Solo travellers unite to make for pure poetry in Lisbon
2018-01-15 16:20:00 -


Deirdre Molloy’s Dance Odyssey

Dance Odyssey is a blog by Deirdre Molloy about a unique opportunity – a sabbatical to travel the world and dance for a year. Previously she stepped on the streets of San Sebastián and moved to the blues in Barcelona; this time she continues her adventures in Lisbon…

After a few days of staying local and catching up on chores, I took a stroll and lost myself in the laneways south of Graca, emerging at the mirador of Portas del Sol about noon. It’s like a plaza without walls – a large, public paved area, with a view over the city to the ocean-blue estuary. 


There was a crowd: a TV crew shooting a talking head segment, buskers, a few African hawkers selling jewellery to tourists. The buskers were a three-piece band, drums, strings and vocals, playing reggae in the sunshine. I started grooving and danced solo for a few tunes – the sea breeze and the distant, sparkling waves danced with me.


I noticed one woman quietly appreciating the music, and I asked her if she was also a visitor in Lisbon. I learned that Liz was from Cuba, on her first day exploring this city. She had flown in from Angola, on her way to start a new life in Madrid. 


It was easy for us to chat because she is fluent in Spanish as well as Portuguese, so I invited her to join me for lunch. Then I danced some more. One of the tourists joined me and I linked arms with him.
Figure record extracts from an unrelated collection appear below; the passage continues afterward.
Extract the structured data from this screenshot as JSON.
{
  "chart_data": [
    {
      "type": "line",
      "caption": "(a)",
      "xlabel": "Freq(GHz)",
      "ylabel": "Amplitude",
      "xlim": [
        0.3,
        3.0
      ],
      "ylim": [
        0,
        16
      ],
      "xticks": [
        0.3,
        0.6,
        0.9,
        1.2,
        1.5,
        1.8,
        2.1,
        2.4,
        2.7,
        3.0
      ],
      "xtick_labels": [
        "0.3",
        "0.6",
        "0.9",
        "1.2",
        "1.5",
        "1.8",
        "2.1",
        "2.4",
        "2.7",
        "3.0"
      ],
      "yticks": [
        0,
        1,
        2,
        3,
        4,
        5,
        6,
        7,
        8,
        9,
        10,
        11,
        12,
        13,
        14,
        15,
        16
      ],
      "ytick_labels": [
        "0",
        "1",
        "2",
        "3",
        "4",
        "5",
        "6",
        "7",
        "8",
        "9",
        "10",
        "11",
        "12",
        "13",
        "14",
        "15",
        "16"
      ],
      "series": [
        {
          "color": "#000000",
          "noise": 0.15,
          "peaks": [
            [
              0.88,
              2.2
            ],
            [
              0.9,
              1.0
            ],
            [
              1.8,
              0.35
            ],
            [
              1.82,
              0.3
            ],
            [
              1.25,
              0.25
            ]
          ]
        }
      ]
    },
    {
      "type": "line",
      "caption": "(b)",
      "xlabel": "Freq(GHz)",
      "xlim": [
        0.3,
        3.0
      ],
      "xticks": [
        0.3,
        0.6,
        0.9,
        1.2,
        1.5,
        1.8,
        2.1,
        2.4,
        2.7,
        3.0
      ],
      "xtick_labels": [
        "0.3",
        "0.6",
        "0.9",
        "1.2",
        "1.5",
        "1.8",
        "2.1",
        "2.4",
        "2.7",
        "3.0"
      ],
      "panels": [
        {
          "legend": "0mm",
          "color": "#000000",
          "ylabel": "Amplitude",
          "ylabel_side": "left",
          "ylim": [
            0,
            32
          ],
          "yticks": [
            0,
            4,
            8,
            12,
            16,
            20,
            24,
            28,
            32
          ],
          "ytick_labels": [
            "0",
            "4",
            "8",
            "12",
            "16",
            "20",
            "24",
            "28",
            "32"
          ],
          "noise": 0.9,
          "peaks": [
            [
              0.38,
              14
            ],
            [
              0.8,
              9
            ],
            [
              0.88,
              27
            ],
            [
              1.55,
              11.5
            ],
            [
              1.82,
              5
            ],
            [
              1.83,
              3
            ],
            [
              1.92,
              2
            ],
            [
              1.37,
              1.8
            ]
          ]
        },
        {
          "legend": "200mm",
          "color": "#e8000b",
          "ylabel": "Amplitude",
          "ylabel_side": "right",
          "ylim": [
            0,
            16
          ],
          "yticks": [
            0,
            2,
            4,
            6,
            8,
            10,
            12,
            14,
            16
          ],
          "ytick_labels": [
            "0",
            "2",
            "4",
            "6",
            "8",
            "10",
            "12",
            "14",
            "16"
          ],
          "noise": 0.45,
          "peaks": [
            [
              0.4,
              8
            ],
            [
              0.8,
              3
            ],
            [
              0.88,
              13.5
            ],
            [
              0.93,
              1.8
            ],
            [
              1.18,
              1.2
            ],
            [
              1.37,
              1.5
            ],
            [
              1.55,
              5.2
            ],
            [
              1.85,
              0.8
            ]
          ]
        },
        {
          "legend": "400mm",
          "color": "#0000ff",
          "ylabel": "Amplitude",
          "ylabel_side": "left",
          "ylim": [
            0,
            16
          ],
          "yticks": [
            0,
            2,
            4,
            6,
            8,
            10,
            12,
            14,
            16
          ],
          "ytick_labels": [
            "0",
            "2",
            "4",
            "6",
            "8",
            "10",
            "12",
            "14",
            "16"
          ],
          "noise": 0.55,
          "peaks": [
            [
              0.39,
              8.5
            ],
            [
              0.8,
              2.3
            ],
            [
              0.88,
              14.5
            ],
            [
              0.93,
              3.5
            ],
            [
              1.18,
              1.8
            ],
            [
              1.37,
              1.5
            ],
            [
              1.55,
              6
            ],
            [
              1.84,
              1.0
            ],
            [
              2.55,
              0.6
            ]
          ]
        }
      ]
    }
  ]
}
We capered around for a few bars, like happy drunks until the last song was over. 


While the band were packing up, Liz chatted to them and kissed them. Then she and I strolled back up the hill away from the tourist strip, to a secluded terrace I had spotted on the way down. I ordered chargrilled squid, and Liz let me taste her plate of delicious bacalao con natas.


Liz is a flautist from Cuba; that’s why she connected so easily with the musicians she had only just met. And she was excited that she had lined up a jam with them for the next day. We talked about how music and dance bring people together, the universal language of feeling and creativity. I told Liz about my dance odyssey and she was warmly supportive, even admiring.


Then she shared her amazing story. Liz was invited from Cuba to play in a band in Angola three years before. The immigrant musicians were exploited without contracts, without pay, and without proper work visas by an impresario who used to be their friend. She had to escape from him, travel to another city many hours away and start a new life from zero, among strangers. Her talent served her well and she met good people who helped her.


Liz built up her music career by herself, teaching, playing bands. She said that while Angola was a tough place to live, she was proud of her professional success. She had even been featured on Angolan TV. 


After three years, Liz had saved enough money to fix up her visa situation, travel to Cuba to visit her son, and embark on a new life – in Madrid, where she has close friends. 


This was really day one of her new chapter. She hopes to bring her young son to Europe where she can offer him a better life than Angola would. “If I can make it in Angola, I can make it anywhere,” she said. “Damn right!” I replied. This is one strong woman.


Despite her resourcefulness and resilience, Liz still finds it tough to travel solo, to walk unfamiliar streets alone. She had cut short her original plan for a week in Lisbon so that she can be with her friends in Madrid sooner. Is Angola worth a visit, I asked. She almost laughed at the idea. While Angola has some beautiful landscapes, she said, it also has terrible litter problems … and no doubt many more issues that we didn’t have time to discuss. 


Liz encouraged me to visit Cuba and stay with her relatives. And we connected over poetry; Liz shared one of her poems with me. “It reminds me of you,” she said. Hopefully we’ll meet again.